In its original form, the bronze casting joint assembly used what is essentially a tongue and groove butt joint. The reassembly reproduced this exactly.

Dillon’s subconsultants, Spencer R. Higgins Architect, designed a new coating system that included a 23.75 K gold leaf final coat. First the old coat was removed using a large spray booth in Bristol Aerospace that could handle the potentially harmful waste blast materials. After 35 trials, Dillon found a walnut shell material from California was best for cleaning the bronze effectively without damaging its surface. Bristol Aerospace painted the statue with four brushed coats of lead-based paint. Then, in August 2002, the Golden Boy was moved to the Forks where it was shoehorned into the centre court. A climate controlled enclosure was built around the statue and the gilding completed in full view of the public.

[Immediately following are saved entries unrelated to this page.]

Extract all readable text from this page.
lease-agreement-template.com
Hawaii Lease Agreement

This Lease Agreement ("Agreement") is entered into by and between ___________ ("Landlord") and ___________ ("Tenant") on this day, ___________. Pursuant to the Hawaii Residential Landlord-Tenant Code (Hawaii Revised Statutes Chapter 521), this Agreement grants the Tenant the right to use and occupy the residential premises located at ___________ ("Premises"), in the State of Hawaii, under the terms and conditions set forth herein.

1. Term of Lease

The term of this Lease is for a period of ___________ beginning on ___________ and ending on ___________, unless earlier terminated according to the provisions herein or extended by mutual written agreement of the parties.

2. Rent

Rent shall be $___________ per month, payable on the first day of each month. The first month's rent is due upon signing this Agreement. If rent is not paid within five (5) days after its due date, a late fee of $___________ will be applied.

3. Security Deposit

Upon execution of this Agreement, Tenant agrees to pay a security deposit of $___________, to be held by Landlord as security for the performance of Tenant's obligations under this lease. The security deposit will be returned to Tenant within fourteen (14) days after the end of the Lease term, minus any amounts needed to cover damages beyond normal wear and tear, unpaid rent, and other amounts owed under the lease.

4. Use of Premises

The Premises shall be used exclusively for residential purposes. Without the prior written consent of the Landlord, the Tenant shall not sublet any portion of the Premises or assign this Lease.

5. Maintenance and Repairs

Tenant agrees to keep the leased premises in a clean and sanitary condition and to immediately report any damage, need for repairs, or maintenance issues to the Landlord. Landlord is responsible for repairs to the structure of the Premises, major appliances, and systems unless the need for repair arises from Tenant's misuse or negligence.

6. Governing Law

The Golden Boy was installed back on the Legislative Building dome on September 5, 2002. An electric lamp that had been affixed to the torch of the statue in 1966 was not replaced, and the holes drilled into the metal for the power cable fixings were closed up as these had been letting in rain. Structurally, the statue is now expected to last as long as the building. ISIS Canada has installed movement and stress monitoring devices on the support shaft; live monitoring readings and a live web cam are shown at

The Golden Boy was repaired for approximately $1.0 million. It was an extremely challenging project involving more than 10 subconsultants and test labs, and 10 contractors. A major contribution also came from the Province of Manitoba who saw the symbolic importance of the Golden Boy to the people of Manitoba and gave full support to the consulting team.

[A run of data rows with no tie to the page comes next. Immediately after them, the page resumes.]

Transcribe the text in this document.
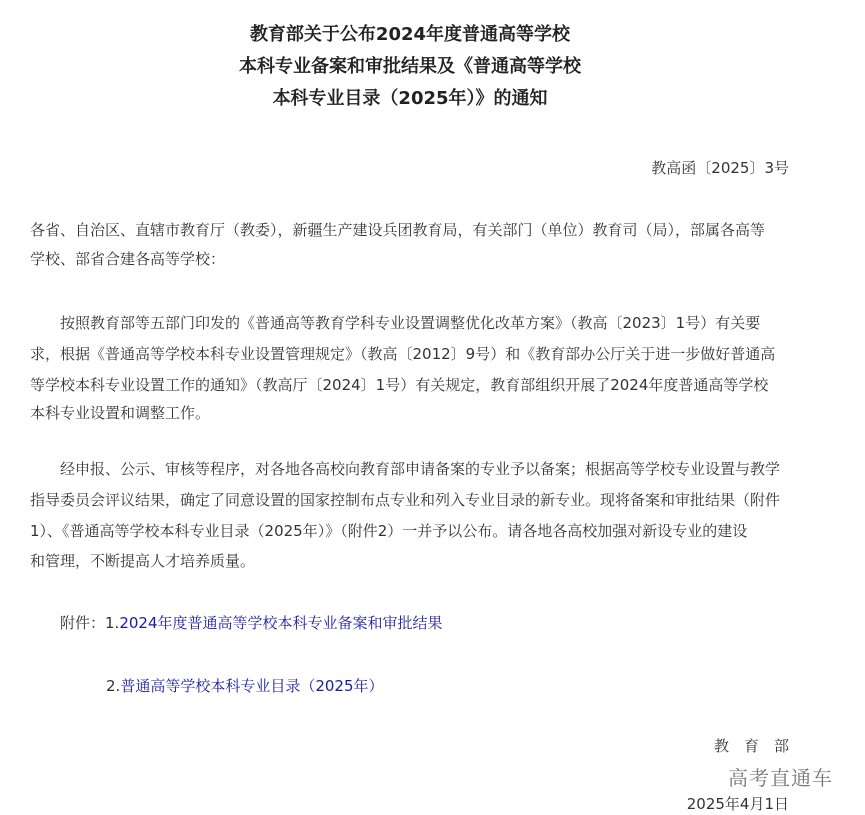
教育部关于公布2024年度普通高等学校
本科专业备案和审批结果及《普通高等学校
本科专业目录（2025年）》的通知
教高函〔2025〕3号
各省、自治区、直辖市教育厅（教委），新疆生产建设兵团教育局，有关部门（单位）教育司（局），部属各高等
学校、部省合建各高等学校：
按照教育部等五部门印发的《普通高等教育学科专业设置调整优化改革方案》（教高〔2023〕1号）有关要
求，根据《普通高等学校本科专业设置管理规定》（教高〔2012〕9号）和《教育部办公厅关于进一步做好普通高
等学校本科专业设置工作的通知》（教高厅〔2024〕1号）有关规定，教育部组织开展了2024年度普通高等学校
本科专业设置和调整工作。
经申报、公示、审核等程序，对各地各高校向教育部申请备案的专业予以备案；根据高等学校专业设置与教学
指导委员会评议结果，确定了同意设置的国家控制布点专业和列入专业目录的新专业。现将备案和审批结果（附件
1）、《普通高等学校本科专业目录（2025年）》（附件2）一并予以公布。请各地各高校加强对新设专业的建设
和管理，不断提高人才培养质量。
附件：1.2024年度普通高等学校本科专业备案和审批结果
2.普通高等学校本科专业目录（2025年）
教　育　部
高考直通车
2025年4月1日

Name of project: Repair and conservation of the “Golden Boy” bronze statue, Manitoba Legislative Building, Winnipeg

Award-winning firm/prime consultant: Dillon Consulting (Winnipeg office, Robert A. Wiebe, P.Eng., Sital S. Rihal, P.Eng., Ameen S. Deraj, P.Eng.)

Project owner: Province of Manitoba

Client: Transportation and Government Services Dept.

Other key players: Spencer R. Higgins Architect, Test Labs International, Jerry Podany, Popplewell and Assoc., FS Ltd., Susan Stock, Boundary Layer Wind Tunnel Laboratory, Dr. Aftab Mufti, P.Eng., Dr. Gamil Tadros, P.Eng., Winnipeg Industrial Technology Centre, ISIS.